Centuries ago, the Silk Road was a critical network connecting East and West, with linkages across trade, culture, and politics. That network has been revived — and 20 years into its rebirth, the New Silk Road presents particularly dynamic opportunities.
Oliver Wyman will dig deeper into factors reshaping the New Silk Road in a series of executive roundtables across the region’s key cities. Senior business leaders, government officials, and entrepreneurs will join us to identify the risks, opportunities, business structures, and governance models impacting the region’s growth.
How to define the New Silk Road
The modern Silk Road covers Asia and the Middle East. However, our research focuses on the major economies of Central Asia, East Asia, Southeast Asia, South Asia, the Middle East, and North Africa, which collectively account for 95% of the region’s gross domestic product and are highly integrated into the regional economy.
Why the New Silk Road matters
The modern Silk Road is home to eight out of the world’s top 20 economies. The region’s share of global GDP climbed to 40%, up from 29% in the 1990s, and we estimate it will reach 48% by 2040. The number of Fortune 500 companies based in the region has similarly grown to 221 — almost half of the total.
The region will have a significant impact on economic and political policies influencing energy and supply chain markets. Its global export share is 86% for semiconductors, 65% for clothing, and 40% for oil.
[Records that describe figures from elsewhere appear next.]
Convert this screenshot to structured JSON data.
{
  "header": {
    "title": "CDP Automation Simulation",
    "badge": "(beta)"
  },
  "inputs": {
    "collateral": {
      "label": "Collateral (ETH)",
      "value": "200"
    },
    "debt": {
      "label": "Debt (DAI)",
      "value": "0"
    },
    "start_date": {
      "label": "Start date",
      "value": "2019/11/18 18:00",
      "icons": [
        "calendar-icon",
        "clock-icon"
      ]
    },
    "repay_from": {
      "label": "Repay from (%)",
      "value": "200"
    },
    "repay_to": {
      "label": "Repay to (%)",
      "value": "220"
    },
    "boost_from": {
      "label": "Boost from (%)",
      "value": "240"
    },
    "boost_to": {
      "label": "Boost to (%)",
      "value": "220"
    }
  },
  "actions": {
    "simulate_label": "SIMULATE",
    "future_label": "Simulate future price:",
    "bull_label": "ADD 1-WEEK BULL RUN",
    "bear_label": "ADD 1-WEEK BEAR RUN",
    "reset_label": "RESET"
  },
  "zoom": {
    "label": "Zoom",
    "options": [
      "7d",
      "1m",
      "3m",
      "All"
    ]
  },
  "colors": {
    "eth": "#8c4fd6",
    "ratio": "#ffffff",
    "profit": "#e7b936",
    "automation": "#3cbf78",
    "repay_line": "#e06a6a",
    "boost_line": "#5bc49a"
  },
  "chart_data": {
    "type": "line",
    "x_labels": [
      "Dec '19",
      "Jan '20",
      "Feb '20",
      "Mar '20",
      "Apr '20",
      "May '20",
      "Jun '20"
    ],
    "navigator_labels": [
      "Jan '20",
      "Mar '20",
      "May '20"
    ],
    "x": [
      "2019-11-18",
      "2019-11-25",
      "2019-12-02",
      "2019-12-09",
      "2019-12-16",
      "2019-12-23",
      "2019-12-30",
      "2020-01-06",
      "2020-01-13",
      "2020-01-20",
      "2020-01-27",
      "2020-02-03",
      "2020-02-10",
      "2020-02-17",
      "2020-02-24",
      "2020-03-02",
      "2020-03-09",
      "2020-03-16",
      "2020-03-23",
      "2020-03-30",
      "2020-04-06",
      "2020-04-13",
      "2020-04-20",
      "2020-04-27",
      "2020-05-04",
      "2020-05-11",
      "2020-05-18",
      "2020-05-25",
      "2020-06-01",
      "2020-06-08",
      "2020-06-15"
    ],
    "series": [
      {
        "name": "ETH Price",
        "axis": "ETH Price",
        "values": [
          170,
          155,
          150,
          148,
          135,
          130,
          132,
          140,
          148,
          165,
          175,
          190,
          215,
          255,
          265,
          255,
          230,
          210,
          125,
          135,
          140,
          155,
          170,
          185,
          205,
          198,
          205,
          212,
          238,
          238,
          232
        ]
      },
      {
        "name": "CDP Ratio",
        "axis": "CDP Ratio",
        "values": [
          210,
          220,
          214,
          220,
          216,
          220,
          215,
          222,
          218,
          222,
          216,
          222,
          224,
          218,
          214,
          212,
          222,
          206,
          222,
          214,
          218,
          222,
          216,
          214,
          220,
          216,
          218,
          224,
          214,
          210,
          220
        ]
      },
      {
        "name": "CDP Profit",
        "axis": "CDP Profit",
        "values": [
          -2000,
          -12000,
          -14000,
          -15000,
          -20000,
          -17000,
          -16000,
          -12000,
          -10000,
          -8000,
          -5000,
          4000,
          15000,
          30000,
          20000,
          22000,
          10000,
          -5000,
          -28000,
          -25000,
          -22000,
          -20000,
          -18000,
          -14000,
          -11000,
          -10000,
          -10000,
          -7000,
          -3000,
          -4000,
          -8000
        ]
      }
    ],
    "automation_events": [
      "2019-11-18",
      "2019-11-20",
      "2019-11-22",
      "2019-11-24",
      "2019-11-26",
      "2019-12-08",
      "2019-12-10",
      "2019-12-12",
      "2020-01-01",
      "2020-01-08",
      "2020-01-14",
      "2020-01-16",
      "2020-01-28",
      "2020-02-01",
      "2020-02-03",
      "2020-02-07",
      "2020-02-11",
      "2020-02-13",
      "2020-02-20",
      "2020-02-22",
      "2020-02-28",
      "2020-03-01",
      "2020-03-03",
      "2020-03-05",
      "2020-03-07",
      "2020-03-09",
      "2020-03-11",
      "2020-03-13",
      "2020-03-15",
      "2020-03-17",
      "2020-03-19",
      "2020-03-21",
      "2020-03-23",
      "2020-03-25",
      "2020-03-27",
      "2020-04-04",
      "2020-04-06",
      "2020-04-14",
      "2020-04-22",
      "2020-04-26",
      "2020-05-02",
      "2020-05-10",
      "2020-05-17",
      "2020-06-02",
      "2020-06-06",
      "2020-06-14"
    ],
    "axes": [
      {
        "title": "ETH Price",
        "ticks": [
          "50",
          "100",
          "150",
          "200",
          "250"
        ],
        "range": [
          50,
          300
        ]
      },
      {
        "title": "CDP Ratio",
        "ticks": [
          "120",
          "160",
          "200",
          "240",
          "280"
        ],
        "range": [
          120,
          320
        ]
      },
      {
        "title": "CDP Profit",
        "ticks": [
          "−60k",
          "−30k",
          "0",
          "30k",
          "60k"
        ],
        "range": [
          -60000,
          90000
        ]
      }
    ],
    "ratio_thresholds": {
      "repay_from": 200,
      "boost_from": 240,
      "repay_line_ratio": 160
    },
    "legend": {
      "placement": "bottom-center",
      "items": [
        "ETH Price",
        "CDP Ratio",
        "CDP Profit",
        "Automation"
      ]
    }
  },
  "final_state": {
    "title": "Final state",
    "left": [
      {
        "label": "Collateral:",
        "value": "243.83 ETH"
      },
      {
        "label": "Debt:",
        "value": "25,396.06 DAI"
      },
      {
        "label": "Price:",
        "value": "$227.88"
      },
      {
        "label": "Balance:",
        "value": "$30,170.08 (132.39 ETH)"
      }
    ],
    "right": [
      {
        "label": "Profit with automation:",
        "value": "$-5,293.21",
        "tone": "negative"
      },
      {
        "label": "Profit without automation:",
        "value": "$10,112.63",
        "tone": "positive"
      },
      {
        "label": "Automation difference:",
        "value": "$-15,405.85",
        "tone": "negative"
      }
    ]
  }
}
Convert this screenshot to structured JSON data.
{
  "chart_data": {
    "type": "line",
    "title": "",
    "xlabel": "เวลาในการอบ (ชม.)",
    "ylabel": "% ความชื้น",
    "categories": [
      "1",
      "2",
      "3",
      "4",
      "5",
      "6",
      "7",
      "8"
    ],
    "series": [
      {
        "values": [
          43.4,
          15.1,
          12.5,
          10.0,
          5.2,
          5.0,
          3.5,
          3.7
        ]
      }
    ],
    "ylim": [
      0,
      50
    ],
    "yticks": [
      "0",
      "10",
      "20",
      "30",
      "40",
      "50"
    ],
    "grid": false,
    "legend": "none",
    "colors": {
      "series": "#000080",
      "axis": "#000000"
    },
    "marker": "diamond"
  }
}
The mobility of its 4.9 billion-strong population will also shape cross-border transport networks, especially regarding aviation, with more than 65% of the international flights that take off from the region destined for other Silk Road countries.
In The New Silk Road, we identify a series of no-regret moves that companies and governments can consider today to capture these opportunities. These include:
• Pick your corridors
• Understand national priorities
• Identify opportunities holistically
• Find the right partners
• Tackle company silos
• Manage your talent
• Revisit trade and investment agreements
• Leverage the strength of sovereign wealth funds (SWFs)
• Facilitate trade, investment, and technology flows
• Focus on the role of development funds
• Support the private sector
The pathways to opportunity along the dynamic New Silk Road are abundant, but ever-changing. We believe the no-regret moves outlined in this white paper will help both the private and public sectors to cement their positions and maximize impact across the region.